Я ударом срублю знак: он всегда заставляет что-то решать и думать.
Довольно решать и думать! Никаких вопросов! Конец и арфе, и канделябру, и
старику... Змею я кромсаю на кусочки. Никаких намеков! Пусть пустота - и
только.
Я вырубаю дубовые "кутюки" - с визгом летят осколки. Глаз бы хоть
выбили... оба глаза... Тьма все накроет. Смотрят на меня ящерки, желтобрюх
толстой веревкой медленно уползает с тропки - тихие жильцы балки. С ними
люблю молчать. Кузнечики прыгают на меня, ерзают в моих дырьях - по
знакомству. И я замираю от изумления, когда примечу в кусту изможденного
"богомола": в порыжевшей ряске, стоит он на умной своей молитве, воздевая
иссохшие руки-лапки. Не на Крест ли он молится, монах усохший? Или не видит,
что на Кресте - бутылка?!
Если бы только это: кусты и камни, в камнях и в норах живущее! Но есть
и еще, другое...
Я непременно увижу позеленевшую солдатскую гильзу, измятую манерку или
лоскут защитного цвета, - и все, залившее кровью жизнь, ударяет меня
наотмашь. Колышется и плывет балка, текут по ней стеклянные паутины...
Живут вещи в Глубокой балке, живут - кричат.
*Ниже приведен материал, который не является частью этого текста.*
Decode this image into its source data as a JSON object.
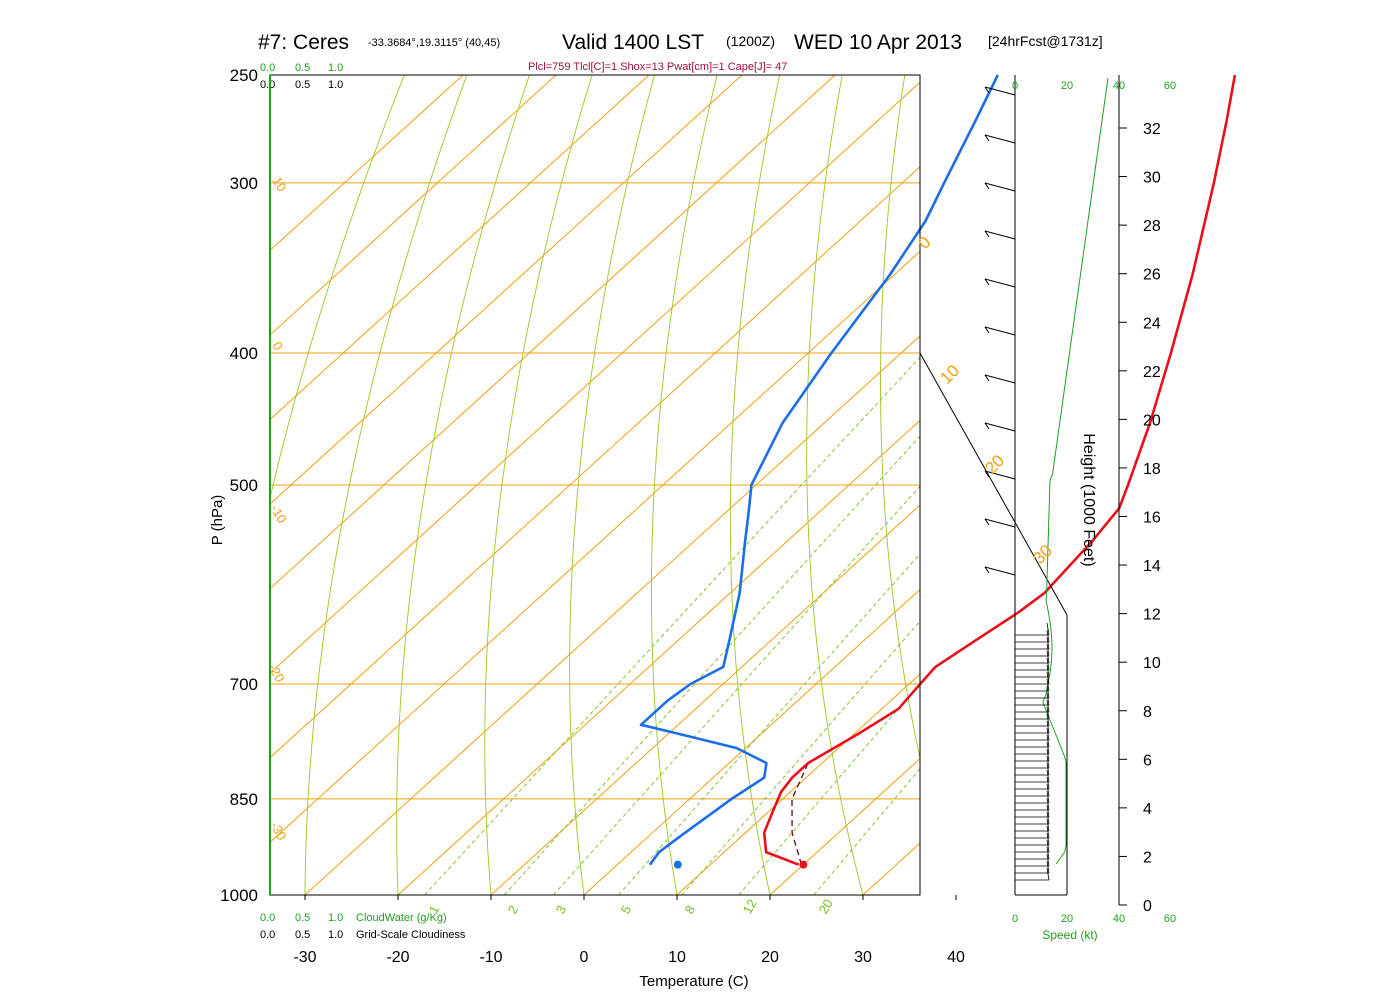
{
  "title": {
    "station": "#7: Ceres",
    "coords": "-33.3684°,19.3115° (40,45)",
    "valid": "Valid 1400 LST",
    "utc": "(1200Z)",
    "date": "WED 10 Apr 2013",
    "forecast": "[24hrFcst@1731z]"
  },
  "indices": "Plcl=759 Tlcl[C]=1 Shox=13 Pwat[cm]=1 Cape[J]= 47",
  "colors": {
    "temperature": "#e8101a",
    "dewpoint": "#1a6ee8",
    "isotherm": "#f0a010",
    "dry_adiabat": "#9ac820",
    "mixing_ratio": "#7ac020",
    "cloud": "#20a020",
    "parcel": "#5a1010"
  },
  "scales": {
    "cloud_top": [
      "0.0",
      "0.5",
      "1.0"
    ],
    "cloud_bottom": [
      "0.0",
      "0.5",
      "1.0"
    ],
    "cloud_water_label": "CloudWater (g/Kg)",
    "cloudiness_label": "Grid-Scale Cloudiness"
  },
  "wind_axis": {
    "top_labels": [
      "0",
      "20",
      "40",
      "60"
    ],
    "bottom_labels": [
      "0",
      "20",
      "40",
      "60"
    ],
    "label": "Speed (kt)"
  },
  "height_axis": {
    "label": "Height (1000 Feet)",
    "ticks": [
      "0",
      "2",
      "4",
      "6",
      "8",
      "10",
      "12",
      "14",
      "16",
      "18",
      "20",
      "22",
      "24",
      "26",
      "28",
      "30",
      "32"
    ]
  },
  "chart_data": {
    "type": "line",
    "title": "#7: Ceres -33.3684°,19.3115° (40,45) Valid 1400 LST (1200Z) WED 10 Apr 2013 [24hrFcst@1731z]",
    "xlabel": "Temperature (C)",
    "ylabel": "P (hPa)",
    "x_ticks": [
      "-30",
      "-20",
      "-10",
      "0",
      "10",
      "20",
      "30",
      "40"
    ],
    "pressure_levels": [
      "250",
      "300",
      "400",
      "500",
      "700",
      "850",
      "1000"
    ],
    "isotherm_labels": [
      "10",
      "0",
      "-10",
      "-20",
      "-30",
      "0",
      "10",
      "20",
      "30"
    ],
    "mixing_ratio_labels": [
      "1",
      "2",
      "3",
      "5",
      "8",
      "12",
      "20"
    ],
    "series": [
      {
        "name": "Temperature",
        "points": [
          {
            "p": 950,
            "t": 19.5
          },
          {
            "p": 930,
            "t": 14.5
          },
          {
            "p": 900,
            "t": 12.0
          },
          {
            "p": 870,
            "t": 10.5
          },
          {
            "p": 840,
            "t": 9.0
          },
          {
            "p": 820,
            "t": 8.5
          },
          {
            "p": 800,
            "t": 8.5
          },
          {
            "p": 760,
            "t": 10.5
          },
          {
            "p": 730,
            "t": 11.8
          },
          {
            "p": 700,
            "t": 11.2
          },
          {
            "p": 680,
            "t": 10.8
          },
          {
            "p": 650,
            "t": 12.0
          },
          {
            "p": 620,
            "t": 13.3
          },
          {
            "p": 600,
            "t": 13.8
          },
          {
            "p": 550,
            "t": 12.8
          },
          {
            "p": 520,
            "t": 11.8
          },
          {
            "p": 500,
            "t": 10.0
          },
          {
            "p": 450,
            "t": 5.0
          },
          {
            "p": 400,
            "t": -1.0
          },
          {
            "p": 350,
            "t": -8.0
          },
          {
            "p": 300,
            "t": -16.5
          },
          {
            "p": 270,
            "t": -22.5
          },
          {
            "p": 250,
            "t": -27.0
          }
        ]
      },
      {
        "name": "Dewpoint",
        "points": [
          {
            "p": 950,
            "t": 3.5
          },
          {
            "p": 930,
            "t": 3.0
          },
          {
            "p": 900,
            "t": 3.5
          },
          {
            "p": 850,
            "t": 4.5
          },
          {
            "p": 820,
            "t": 5.5
          },
          {
            "p": 800,
            "t": 4.0
          },
          {
            "p": 780,
            "t": -1.0
          },
          {
            "p": 760,
            "t": -9.5
          },
          {
            "p": 750,
            "t": -14.0
          },
          {
            "p": 720,
            "t": -14.0
          },
          {
            "p": 700,
            "t": -13.5
          },
          {
            "p": 680,
            "t": -12.0
          },
          {
            "p": 650,
            "t": -14.5
          },
          {
            "p": 600,
            "t": -19.0
          },
          {
            "p": 550,
            "t": -24.5
          },
          {
            "p": 520,
            "t": -28.0
          },
          {
            "p": 500,
            "t": -30.5
          },
          {
            "p": 450,
            "t": -34.5
          },
          {
            "p": 400,
            "t": -37.5
          },
          {
            "p": 350,
            "t": -40.5
          },
          {
            "p": 320,
            "t": -43.0
          },
          {
            "p": 300,
            "t": -45.5
          },
          {
            "p": 270,
            "t": -49.5
          },
          {
            "p": 250,
            "t": -52.5
          }
        ]
      },
      {
        "name": "Parcel",
        "points": [
          {
            "p": 950,
            "t": 19.8
          },
          {
            "p": 900,
            "t": 15.0
          },
          {
            "p": 850,
            "t": 11.0
          },
          {
            "p": 800,
            "t": 8.5
          }
        ]
      }
    ],
    "surface_markers": [
      {
        "name": "surface temperature",
        "p": 950,
        "t": 20.0
      },
      {
        "name": "surface dewpoint",
        "p": 950,
        "t": 6.5
      }
    ]
  }
}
Здесь когда-то - тому три года! - стояли станом оголтелые матросские
орды, грянувшие брать власть. Били отсюда пушкой по деревням татарским,
покоряли покорный Крым. Пили завоеванное вино, разбивали о камни и
вспарывали штыками жестянки с консервами. Еще можно прочесть на ржавчине -
сладкий и горький перец, фаршированные кабачки и баклажаны, компот из
персиков и черешни - "Шишман"... Тот самый Шишман, которого расстреляли по
дороге. Валялся в пыли, на солнце фабрикант консервов в сюртуке и манишке, с
вырванными карманами, с разинутым ртом, из которого они выбили золотые зубы.
Теперь не найти консервов, но много по балкам и по канавам ржавых жестянок,
свистящих дырьями на ветру. Одуревшие от вина, мутноглазые, скуластые
толстошеи били о камни бутылки от портвейна, муската и аликанта - много
стекла кругом! - жарили на кострах баранов, вырвав кишки руками, выскоблив
нутро камнем, как когда-то их предки. Плясали с гиком округ огней,
обвешанные пулеметными лентами и гранатками, спали с девками по кустам...
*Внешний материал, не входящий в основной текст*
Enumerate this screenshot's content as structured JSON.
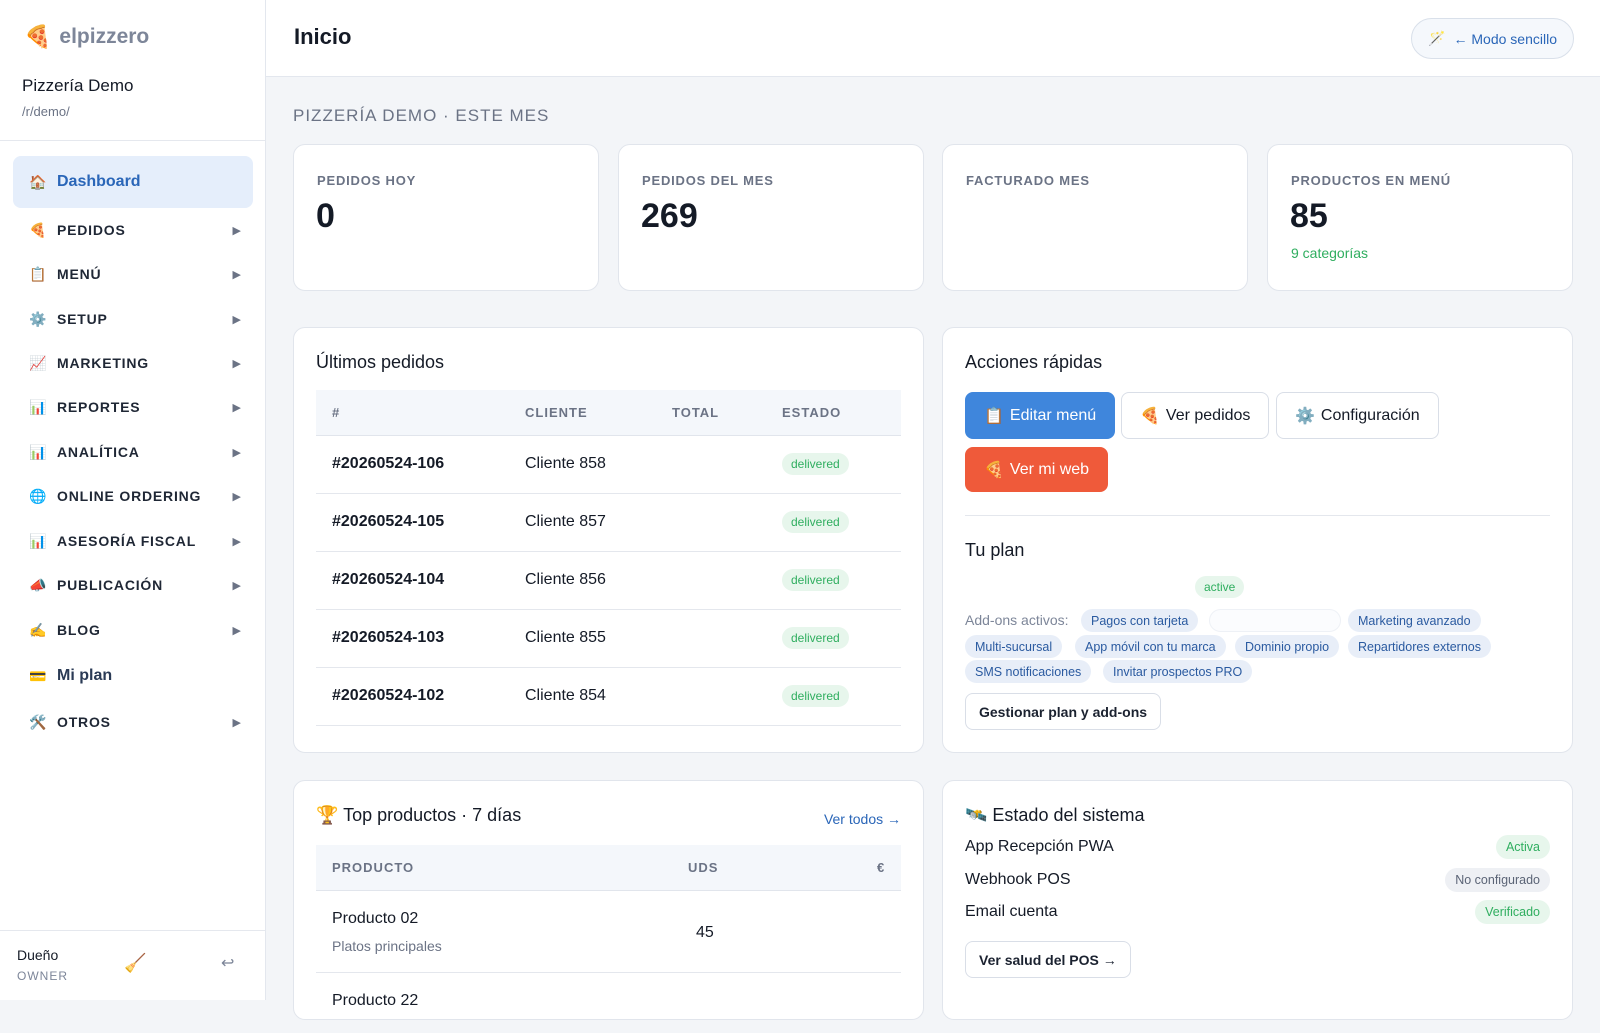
{
  "brand": {
    "name": "elpizzero",
    "logo_icon": "pizza-icon"
  },
  "restaurant": {
    "name": "Pizzería Demo",
    "slug": "/r/demo/"
  },
  "nav": [
    {
      "icon": "🏠",
      "label": "Dashboard",
      "active": true
    },
    {
      "icon": "🍕",
      "label": "PEDIDOS",
      "expandable": true
    },
    {
      "icon": "📋",
      "label": "MENÚ",
      "expandable": true
    },
    {
      "icon": "⚙️",
      "label": "SETUP",
      "expandable": true
    },
    {
      "icon": "📈",
      "label": "MARKETING",
      "expandable": true
    },
    {
      "icon": "📊",
      "label": "REPORTES",
      "expandable": true
    },
    {
      "icon": "📊",
      "label": "ANALÍTICA",
      "expandable": true
    },
    {
      "icon": "🌐",
      "label": "ONLINE ORDERING",
      "expandable": true
    },
    {
      "icon": "📊",
      "label": "ASESORÍA FISCAL",
      "expandable": true
    },
    {
      "icon": "📣",
      "label": "PUBLICACIÓN",
      "expandable": true
    },
    {
      "icon": "✍️",
      "label": "BLOG",
      "expandable": true
    },
    {
      "icon": "💳",
      "label": "Mi plan"
    },
    {
      "icon": "🛠️",
      "label": "OTROS",
      "expandable": true
    }
  ],
  "nav_arrow": "▶",
  "user": {
    "name": "Dueño",
    "role": "OWNER",
    "broom_icon": "🧹",
    "logout_icon": "↩"
  },
  "header": {
    "title": "Inicio",
    "mode_button": {
      "icon": "🪄",
      "label": "← Modo sencillo"
    }
  },
  "section_title": "PIZZERÍA DEMO · ESTE MES",
  "stats": [
    {
      "label": "PEDIDOS HOY",
      "value": "0",
      "sub": ""
    },
    {
      "label": "PEDIDOS DEL MES",
      "value": "269",
      "sub": ""
    },
    {
      "label": "FACTURADO MES",
      "value": "",
      "sub": ""
    },
    {
      "label": "PRODUCTOS EN MENÚ",
      "value": "85",
      "sub": "9 categorías"
    }
  ],
  "orders": {
    "title": "Últimos pedidos",
    "columns": [
      "#",
      "CLIENTE",
      "TOTAL",
      "ESTADO"
    ],
    "rows": [
      {
        "id": "#20260524-106",
        "client": "Cliente 858",
        "total": "",
        "status": "delivered"
      },
      {
        "id": "#20260524-105",
        "client": "Cliente 857",
        "total": "",
        "status": "delivered"
      },
      {
        "id": "#20260524-104",
        "client": "Cliente 856",
        "total": "",
        "status": "delivered"
      },
      {
        "id": "#20260524-103",
        "client": "Cliente 855",
        "total": "",
        "status": "delivered"
      },
      {
        "id": "#20260524-102",
        "client": "Cliente 854",
        "total": "",
        "status": "delivered"
      }
    ]
  },
  "quick_actions": {
    "title": "Acciones rápidas",
    "buttons": [
      {
        "icon": "📋",
        "label": "Editar menú"
      },
      {
        "icon": "🍕",
        "label": "Ver pedidos"
      },
      {
        "icon": "⚙️",
        "label": "Configuración"
      },
      {
        "icon": "🍕",
        "label": "Ver mi web"
      }
    ]
  },
  "plan": {
    "title": "Tu plan",
    "status": "active",
    "addons_label": "Add-ons activos:",
    "addons": [
      "Pagos con tarjeta",
      "",
      "Marketing avanzado",
      "Multi-sucursal",
      "App móvil con tu marca",
      "Dominio propio",
      "Repartidores externos",
      "SMS notificaciones",
      "Invitar prospectos PRO"
    ],
    "manage_button": "Gestionar plan y add-ons"
  },
  "top_products": {
    "title": "🏆 Top productos · 7 días",
    "view_all": "Ver todos →",
    "columns": [
      "PRODUCTO",
      "UDS",
      "€"
    ],
    "rows": [
      {
        "name": "Producto 02",
        "category": "Platos principales",
        "units": "45",
        "amount": ""
      },
      {
        "name": "Producto 22",
        "category": "",
        "units": "",
        "amount": ""
      }
    ]
  },
  "system": {
    "title": "🛰️ Estado del sistema",
    "rows": [
      {
        "label": "App Recepción PWA",
        "status": "Activa",
        "tone": "green"
      },
      {
        "label": "Webhook POS",
        "status": "No configurado",
        "tone": "gray"
      },
      {
        "label": "Email cuenta",
        "status": "Verificado",
        "tone": "green"
      }
    ],
    "health_button": "Ver salud del POS →"
  }
}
Славные европейцы, восторженные ценители "дерзаний"!
Охраняемые Законом, за богатыми письменными столами, с которых никто не
сбросит портреты дорогих лиц, на которых солидно покоятся начатые работы, с
приятным волнением читаете вы о "величайшем из опытов" - мировой перекройке
жизни. Повторяете подмывающие слова, заставляющие горделиво биться уставшее
от покоя сердце, эти громкие побрякушки - титанические порывы духа,
гигантское обновление жизни, стихийные взрывы народных сил, величавые
устремления осознавшего свою мощь гиганта-пролетариата... - кучу гремучих
слов, проданных за пятак беспардонно-беспутными строкописцами.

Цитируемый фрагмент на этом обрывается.